I'm a 3rd year SW student, in Youth offending team. Today I had my mid review and I can completely agree with the main majority of things you have said! I'm terrified about becoming a newly qualified SW & the responsibility we have a SW. I am not sure if I am brave enough to go into safeguarding team for children because of the complexities and sadness the job can bring. I am looking forward to helping and supporting service users in the future to come and I'm definitely looking forward to learning more. Thank you again for an inspiring article

Sahira Akram more than 1 year ago

Wonderful Piece

I liked reading this piece. Not only was it well written but it reflected our work very well. I have worked in child welfare for five years and I often tell people I do the most important, least appreciated job in British Columbia. I have been fortunate because I have had good supervisors who helped me develop and grow. However, the work has certainly taken its toll on me. I could not agree more about the author's comment regarding protection workers being paired like police officers often are. Early in my career I worked on the gulf islands-a chain of islands between Vancouver Island and the mainland-where I was paired with another worker. She and I became very close. One part of this work that is often overlooked or not recognized is how incredibly lonely it can be. We are not able to share our days because of confidentiality and often the parts we can share others do not want to hear. Having an investigator and a family service worker paired makes sense from a clinical perspective because the narrative can be retained over a greater period of time. It makes sense to families because it takes some of the mystery away from the system and lessens the 'revolving door' phenomenon. I think that, paired with good supervisors, would make for a much better and safer system that would likely be more stable.

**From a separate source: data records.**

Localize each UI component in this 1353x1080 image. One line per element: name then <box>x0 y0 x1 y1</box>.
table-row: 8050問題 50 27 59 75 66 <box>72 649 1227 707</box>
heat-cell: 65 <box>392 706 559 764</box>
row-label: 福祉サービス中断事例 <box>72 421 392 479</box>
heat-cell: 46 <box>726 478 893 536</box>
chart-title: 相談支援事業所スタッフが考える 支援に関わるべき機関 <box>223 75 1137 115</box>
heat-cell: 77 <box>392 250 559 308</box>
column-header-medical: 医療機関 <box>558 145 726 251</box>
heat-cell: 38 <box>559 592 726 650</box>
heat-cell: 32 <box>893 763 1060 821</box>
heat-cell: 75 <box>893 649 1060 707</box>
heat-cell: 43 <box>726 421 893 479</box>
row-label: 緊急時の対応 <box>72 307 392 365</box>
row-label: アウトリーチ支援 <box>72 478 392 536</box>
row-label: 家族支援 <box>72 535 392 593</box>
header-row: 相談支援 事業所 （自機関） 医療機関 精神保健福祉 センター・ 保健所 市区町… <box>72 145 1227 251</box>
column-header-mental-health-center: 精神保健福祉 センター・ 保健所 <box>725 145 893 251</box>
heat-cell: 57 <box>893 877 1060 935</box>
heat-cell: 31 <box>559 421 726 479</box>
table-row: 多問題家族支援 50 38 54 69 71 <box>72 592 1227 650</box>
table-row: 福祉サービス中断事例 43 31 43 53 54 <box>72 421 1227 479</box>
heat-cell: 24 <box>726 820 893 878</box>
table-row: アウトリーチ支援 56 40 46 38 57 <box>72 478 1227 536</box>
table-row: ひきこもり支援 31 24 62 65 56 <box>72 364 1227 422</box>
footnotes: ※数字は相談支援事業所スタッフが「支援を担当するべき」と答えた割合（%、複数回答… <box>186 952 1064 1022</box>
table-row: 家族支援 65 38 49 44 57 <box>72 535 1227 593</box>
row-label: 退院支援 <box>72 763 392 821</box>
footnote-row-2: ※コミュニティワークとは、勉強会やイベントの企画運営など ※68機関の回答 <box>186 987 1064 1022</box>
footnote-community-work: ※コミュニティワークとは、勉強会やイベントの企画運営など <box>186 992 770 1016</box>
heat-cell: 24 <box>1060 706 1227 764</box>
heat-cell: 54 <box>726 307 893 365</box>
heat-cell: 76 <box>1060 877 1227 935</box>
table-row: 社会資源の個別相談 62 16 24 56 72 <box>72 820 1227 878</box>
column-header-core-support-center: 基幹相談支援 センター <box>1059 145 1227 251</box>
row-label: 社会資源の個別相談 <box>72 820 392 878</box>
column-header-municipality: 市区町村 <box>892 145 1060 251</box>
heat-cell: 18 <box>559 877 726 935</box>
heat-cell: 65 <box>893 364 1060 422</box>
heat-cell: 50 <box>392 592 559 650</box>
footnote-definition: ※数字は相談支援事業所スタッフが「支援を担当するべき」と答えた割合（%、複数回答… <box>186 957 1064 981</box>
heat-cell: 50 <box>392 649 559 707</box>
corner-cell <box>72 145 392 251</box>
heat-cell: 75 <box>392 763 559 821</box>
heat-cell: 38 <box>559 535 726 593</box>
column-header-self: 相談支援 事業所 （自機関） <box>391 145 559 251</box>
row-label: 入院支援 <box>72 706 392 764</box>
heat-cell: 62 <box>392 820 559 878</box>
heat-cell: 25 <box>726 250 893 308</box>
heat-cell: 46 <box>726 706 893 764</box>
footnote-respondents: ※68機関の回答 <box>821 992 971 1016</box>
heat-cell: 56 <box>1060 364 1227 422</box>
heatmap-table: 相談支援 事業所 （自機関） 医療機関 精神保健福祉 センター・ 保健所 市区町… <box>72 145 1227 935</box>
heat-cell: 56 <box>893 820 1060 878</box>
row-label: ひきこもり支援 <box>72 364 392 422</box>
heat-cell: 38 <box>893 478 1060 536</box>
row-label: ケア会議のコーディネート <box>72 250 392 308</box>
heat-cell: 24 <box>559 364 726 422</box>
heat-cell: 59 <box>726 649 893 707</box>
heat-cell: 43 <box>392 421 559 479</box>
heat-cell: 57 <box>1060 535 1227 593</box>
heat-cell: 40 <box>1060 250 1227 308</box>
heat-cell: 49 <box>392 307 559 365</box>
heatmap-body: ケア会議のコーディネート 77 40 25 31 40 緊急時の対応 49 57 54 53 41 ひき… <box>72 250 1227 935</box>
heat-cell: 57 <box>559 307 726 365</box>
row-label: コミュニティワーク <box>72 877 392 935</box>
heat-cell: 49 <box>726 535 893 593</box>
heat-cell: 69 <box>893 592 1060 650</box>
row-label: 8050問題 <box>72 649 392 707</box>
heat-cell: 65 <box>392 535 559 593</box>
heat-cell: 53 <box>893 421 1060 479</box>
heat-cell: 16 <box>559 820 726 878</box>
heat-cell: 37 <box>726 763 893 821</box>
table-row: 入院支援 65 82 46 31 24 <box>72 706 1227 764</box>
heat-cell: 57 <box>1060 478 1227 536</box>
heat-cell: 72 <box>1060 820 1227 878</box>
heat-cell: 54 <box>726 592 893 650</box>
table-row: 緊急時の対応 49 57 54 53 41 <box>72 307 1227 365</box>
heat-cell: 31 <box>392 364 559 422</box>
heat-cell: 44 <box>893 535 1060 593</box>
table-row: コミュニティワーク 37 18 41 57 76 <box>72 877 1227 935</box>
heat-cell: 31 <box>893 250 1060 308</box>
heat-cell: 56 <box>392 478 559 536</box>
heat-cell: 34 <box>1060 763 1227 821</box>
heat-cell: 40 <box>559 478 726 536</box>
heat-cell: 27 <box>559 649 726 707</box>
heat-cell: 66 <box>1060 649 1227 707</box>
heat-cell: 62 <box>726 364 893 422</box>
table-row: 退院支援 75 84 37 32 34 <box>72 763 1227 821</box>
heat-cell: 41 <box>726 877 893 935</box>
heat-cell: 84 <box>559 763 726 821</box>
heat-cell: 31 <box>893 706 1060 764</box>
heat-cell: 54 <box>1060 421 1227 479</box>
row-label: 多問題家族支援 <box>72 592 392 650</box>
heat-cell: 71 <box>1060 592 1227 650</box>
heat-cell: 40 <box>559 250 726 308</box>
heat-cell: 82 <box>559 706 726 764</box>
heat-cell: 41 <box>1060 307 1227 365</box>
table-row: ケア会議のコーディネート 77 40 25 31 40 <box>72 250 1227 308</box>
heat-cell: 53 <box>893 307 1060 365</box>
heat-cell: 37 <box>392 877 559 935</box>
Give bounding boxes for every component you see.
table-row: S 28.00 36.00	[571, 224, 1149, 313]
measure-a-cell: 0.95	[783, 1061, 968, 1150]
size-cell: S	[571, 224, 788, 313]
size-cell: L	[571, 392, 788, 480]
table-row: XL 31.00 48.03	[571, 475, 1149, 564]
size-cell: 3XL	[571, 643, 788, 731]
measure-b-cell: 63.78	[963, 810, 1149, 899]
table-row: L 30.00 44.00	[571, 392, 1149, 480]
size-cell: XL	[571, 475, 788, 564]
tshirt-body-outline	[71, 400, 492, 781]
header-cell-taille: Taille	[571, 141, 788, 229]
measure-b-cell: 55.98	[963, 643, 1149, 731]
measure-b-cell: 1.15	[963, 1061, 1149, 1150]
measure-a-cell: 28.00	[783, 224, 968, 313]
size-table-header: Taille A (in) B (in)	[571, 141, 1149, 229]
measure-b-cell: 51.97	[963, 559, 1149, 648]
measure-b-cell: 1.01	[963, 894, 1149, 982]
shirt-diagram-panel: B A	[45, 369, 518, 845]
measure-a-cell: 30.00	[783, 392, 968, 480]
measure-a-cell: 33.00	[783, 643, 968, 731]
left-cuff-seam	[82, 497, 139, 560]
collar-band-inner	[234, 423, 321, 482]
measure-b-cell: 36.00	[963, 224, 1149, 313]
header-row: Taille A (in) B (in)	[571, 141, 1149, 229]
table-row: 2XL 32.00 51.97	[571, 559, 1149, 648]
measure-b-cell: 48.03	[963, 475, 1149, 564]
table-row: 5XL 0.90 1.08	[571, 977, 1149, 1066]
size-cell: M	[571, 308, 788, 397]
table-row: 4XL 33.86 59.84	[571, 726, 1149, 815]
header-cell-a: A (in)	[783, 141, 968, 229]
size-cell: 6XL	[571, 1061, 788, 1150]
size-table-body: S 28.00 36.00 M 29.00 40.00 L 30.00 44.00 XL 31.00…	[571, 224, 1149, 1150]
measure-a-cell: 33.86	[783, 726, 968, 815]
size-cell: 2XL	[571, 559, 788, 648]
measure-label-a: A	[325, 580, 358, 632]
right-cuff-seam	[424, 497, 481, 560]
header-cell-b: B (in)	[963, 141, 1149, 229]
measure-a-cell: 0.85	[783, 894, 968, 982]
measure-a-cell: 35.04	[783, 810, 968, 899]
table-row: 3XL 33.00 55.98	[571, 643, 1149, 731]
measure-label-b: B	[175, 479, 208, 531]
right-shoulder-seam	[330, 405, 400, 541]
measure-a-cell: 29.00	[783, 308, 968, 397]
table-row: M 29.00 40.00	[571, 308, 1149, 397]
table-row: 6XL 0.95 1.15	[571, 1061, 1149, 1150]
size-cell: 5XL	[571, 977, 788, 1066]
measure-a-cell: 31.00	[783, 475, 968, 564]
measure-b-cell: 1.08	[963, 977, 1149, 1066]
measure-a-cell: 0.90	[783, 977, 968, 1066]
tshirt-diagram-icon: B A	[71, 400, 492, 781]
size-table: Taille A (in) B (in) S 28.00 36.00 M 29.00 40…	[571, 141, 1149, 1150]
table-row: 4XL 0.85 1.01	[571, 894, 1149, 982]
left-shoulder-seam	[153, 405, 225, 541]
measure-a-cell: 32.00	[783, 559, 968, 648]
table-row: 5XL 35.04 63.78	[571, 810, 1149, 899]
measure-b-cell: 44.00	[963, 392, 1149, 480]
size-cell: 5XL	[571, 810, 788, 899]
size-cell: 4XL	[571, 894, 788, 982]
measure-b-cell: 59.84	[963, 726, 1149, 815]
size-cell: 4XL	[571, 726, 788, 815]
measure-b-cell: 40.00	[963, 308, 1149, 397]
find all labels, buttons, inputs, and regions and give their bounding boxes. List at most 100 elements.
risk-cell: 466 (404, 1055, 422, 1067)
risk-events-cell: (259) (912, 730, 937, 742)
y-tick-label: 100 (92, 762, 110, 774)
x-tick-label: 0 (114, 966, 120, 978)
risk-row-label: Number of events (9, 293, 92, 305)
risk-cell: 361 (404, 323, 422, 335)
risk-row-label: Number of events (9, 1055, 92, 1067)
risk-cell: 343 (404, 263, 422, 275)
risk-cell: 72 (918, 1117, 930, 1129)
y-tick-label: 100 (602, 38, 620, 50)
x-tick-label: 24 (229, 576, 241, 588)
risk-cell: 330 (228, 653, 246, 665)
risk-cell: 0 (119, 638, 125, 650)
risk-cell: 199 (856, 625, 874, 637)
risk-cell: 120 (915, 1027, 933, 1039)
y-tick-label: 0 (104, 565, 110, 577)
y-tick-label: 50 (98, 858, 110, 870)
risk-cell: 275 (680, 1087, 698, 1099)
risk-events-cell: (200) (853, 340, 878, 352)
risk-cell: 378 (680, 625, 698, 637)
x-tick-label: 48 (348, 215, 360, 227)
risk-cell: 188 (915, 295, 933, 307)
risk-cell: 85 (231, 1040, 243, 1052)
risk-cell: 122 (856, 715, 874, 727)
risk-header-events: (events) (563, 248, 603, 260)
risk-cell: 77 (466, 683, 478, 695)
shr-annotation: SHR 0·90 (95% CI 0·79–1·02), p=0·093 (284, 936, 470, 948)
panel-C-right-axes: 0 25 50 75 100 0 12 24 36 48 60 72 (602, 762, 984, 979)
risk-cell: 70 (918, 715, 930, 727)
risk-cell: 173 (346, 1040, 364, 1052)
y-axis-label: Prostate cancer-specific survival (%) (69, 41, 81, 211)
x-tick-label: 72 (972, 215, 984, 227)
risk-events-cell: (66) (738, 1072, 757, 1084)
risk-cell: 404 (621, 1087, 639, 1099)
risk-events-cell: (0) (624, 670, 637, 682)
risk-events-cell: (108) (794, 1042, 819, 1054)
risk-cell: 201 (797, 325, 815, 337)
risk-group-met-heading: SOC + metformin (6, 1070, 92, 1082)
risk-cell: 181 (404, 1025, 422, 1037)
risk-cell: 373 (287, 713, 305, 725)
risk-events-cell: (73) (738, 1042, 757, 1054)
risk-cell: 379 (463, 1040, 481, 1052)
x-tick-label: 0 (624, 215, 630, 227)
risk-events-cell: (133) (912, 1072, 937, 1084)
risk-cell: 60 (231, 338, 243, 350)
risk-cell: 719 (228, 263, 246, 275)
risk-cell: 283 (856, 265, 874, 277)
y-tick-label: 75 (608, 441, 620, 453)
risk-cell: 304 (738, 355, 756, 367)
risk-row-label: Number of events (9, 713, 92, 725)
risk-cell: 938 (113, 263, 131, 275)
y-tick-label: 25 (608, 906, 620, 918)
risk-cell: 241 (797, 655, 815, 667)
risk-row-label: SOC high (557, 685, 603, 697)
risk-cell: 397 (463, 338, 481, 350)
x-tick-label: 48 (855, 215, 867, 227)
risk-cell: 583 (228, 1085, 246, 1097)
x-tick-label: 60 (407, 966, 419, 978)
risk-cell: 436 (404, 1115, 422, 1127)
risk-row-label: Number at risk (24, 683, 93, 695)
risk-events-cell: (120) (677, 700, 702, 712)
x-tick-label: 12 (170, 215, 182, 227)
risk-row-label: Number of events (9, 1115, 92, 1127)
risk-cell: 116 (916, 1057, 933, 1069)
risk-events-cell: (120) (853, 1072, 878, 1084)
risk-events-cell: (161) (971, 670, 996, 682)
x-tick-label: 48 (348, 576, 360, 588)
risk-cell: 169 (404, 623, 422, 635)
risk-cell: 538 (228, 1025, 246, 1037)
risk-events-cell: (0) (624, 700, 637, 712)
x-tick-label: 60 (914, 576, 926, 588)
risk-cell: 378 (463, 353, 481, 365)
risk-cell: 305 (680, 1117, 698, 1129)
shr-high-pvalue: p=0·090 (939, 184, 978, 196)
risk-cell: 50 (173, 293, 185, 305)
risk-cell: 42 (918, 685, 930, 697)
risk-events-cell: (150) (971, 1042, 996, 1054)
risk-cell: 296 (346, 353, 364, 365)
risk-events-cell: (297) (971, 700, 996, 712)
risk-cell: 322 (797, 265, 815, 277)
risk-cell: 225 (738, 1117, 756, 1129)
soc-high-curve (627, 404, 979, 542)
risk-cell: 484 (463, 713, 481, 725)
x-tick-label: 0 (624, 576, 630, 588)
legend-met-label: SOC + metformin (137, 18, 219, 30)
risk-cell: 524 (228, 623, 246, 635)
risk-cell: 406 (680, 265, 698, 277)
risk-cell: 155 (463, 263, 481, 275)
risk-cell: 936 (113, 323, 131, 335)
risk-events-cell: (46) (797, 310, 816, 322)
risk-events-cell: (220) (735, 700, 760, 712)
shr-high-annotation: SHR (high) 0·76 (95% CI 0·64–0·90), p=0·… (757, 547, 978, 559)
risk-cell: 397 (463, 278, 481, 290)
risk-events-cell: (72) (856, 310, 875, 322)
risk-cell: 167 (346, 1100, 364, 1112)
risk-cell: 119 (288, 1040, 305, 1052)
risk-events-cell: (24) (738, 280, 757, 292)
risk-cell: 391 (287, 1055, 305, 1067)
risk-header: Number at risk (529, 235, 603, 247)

Many thanks to the author for writing this article and to the NS for allowing me the opportunity to reflect upon it here.

Scott Dennis more than 2 years ago


Thank you for writing such a thoughtful article on CPS work. I enjoyed it. Your thoughts fit well with my recovery from 29 years of Child Protective Service.

Larry Earl Wraight more than 2 years ago

Mirrors a Child Protection Social Worker

Awesome article that clearly demonstrate being a child protection worker that defines our practice from other fields in social work. I have been working with children in sex trafficking in the Philippines and this story reflects many of my experience in the field, from investigation, rescue operation, litigation, recovery, rehabilitation and reintegration with families and communities. The article captures such experience the difference perhaps is the cultural context which is diverse in different parts of the world. Supervision and debriefing i agree are vital approach in honing our capacities and nurturing ourselves to be in our best in this field, but more so in caring for ourselves as person constantly at the center of complicated emotions, behavior and safety risks. Something i look forward to in the next issues of The New Social Worker.